How can hackers extract Bluetooth link keys?

They use vulnerabilities in the firmware to dump memory and retrieve the keys.

Can a hacker make your phone call someone?

Yes, by mimicking a connected headset, attackers can issue call commands.

Can this Bluetooth flaw steal my contacts?

Yes, in some phone configurations, attackers can retrieve call history and contact data.

How do I know if my headset is vulnerable?

Check the model and firmware version, and consult the manufacturer's security updates.

Can firmware updates fix this?

Yes, Airoha has released an SDK fix, but device vendors need to push firmware updates.

Has anyone been hacked using this Bluetooth flaw?

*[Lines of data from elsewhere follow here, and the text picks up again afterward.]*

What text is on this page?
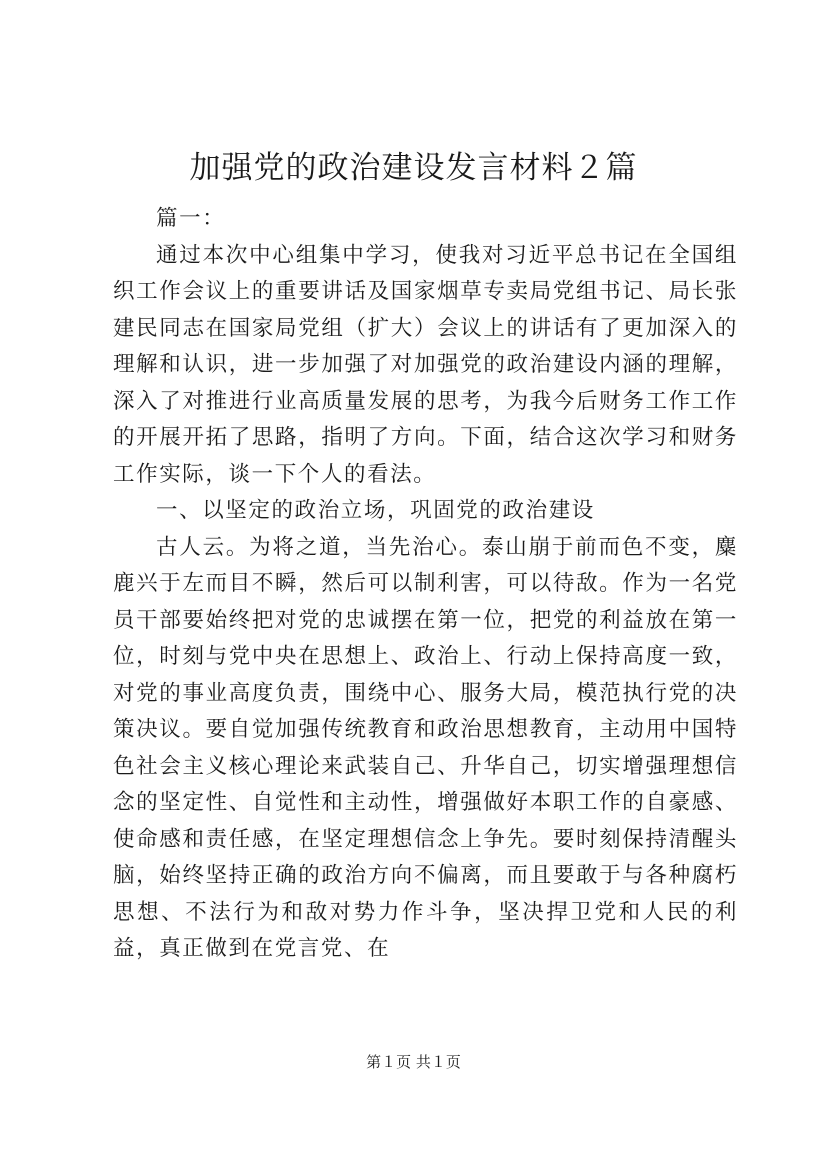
加强党的政治建设发言材料２篇

篇一：

通过本次中心组集中学习，使我对习近平总书记在全国组织工作会议上的重要讲话及国家烟草专卖局党组书记、局长张建民同志在国家局党组（扩大）会议上的讲话有了更加深入的理解和认识，进一步加强了对加强党的政治建设内涵的理解，深入了对推进行业高质量发展的思考，为我今后财务工作工作的开展开拓了思路，指明了方向。下面，结合这次学习和财务工作实际，谈一下个人的看法。

一、以坚定的政治立场，巩固党的政治建设

古人云。为将之道，当先治心。泰山崩于前而色不变，麋鹿兴于左而目不瞬，然后可以制利害，可以待敌。作为一名党员干部要始终把对党的忠诚摆在第一位，把党的利益放在第一位，时刻与党中央在思想上、政治上、行动上保持高度一致，对党的事业高度负责，围绕中心、服务大局，模范执行党的决策决议。要自觉加强传统教育和政治思想教育，主动用中国特色社会主义核心理论来武装自己、升华自己，切实增强理想信念的坚定性、自觉性和主动性，增强做好本职工作的自豪感、使命感和责任感，在坚定理想信念上争先。要时刻保持清醒头脑，始终坚持正确的政治方向不偏离，而且要敢于与各种腐朽思想、不法行为和敌对势力作斗争，坚决捍卫党和人民的利益，真正做到在党言党、在

第１页 共１页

No known public attacks yet, but proof-of-concept exists and is credible.

Are iPhones or Androids affected more?

Both platforms are vulnerable depending on how they handle HFP connections.

What should I do if I use Bluetooth headphones daily?

Ensure your device firmware is updated, and disable Bluetooth when not in use.

Is there a patch for Bose or Sony headphones?

Patches may be in development; check official support sites for updates.

Can this be used for a Bluetooth worm attack?

Yes, researchers say a wormable version of the attack is theoretically possible.

Why is this Bluetooth issue serious?

It turns a trusted audio device into a potential surveillance tool.

What is the Hands-Free Profile (HFP)?

HFP is a Bluetooth profile that allows headsets to control phone functions like calling.

Does this affect Bluetooth speakers too?

Yes, many speakers using Airoha chips are also vulnerable.

Can a hacker inject audio or commands?

They can potentially issue commands to the phone via a spoofed headset.

How can companies protect users from Bluetooth flaws?

By releasing timely firmware patches and enforcing secure memory handling.

How long has this vulnerability existed?

Likely for years, but it was disclosed in mid-2025 at the TROOPERS conference.

Can antivirus detect Bluetooth attacks?

No, most mobile security tools don't monitor Bluetooth hardware behavior.

Is turning off Bluetooth the best defense?

Yes, disabling Bluetooth when not in use reduces exposure.

Where can I find firmware updates?

Check the official support page of your headphone or speaker manufacturer.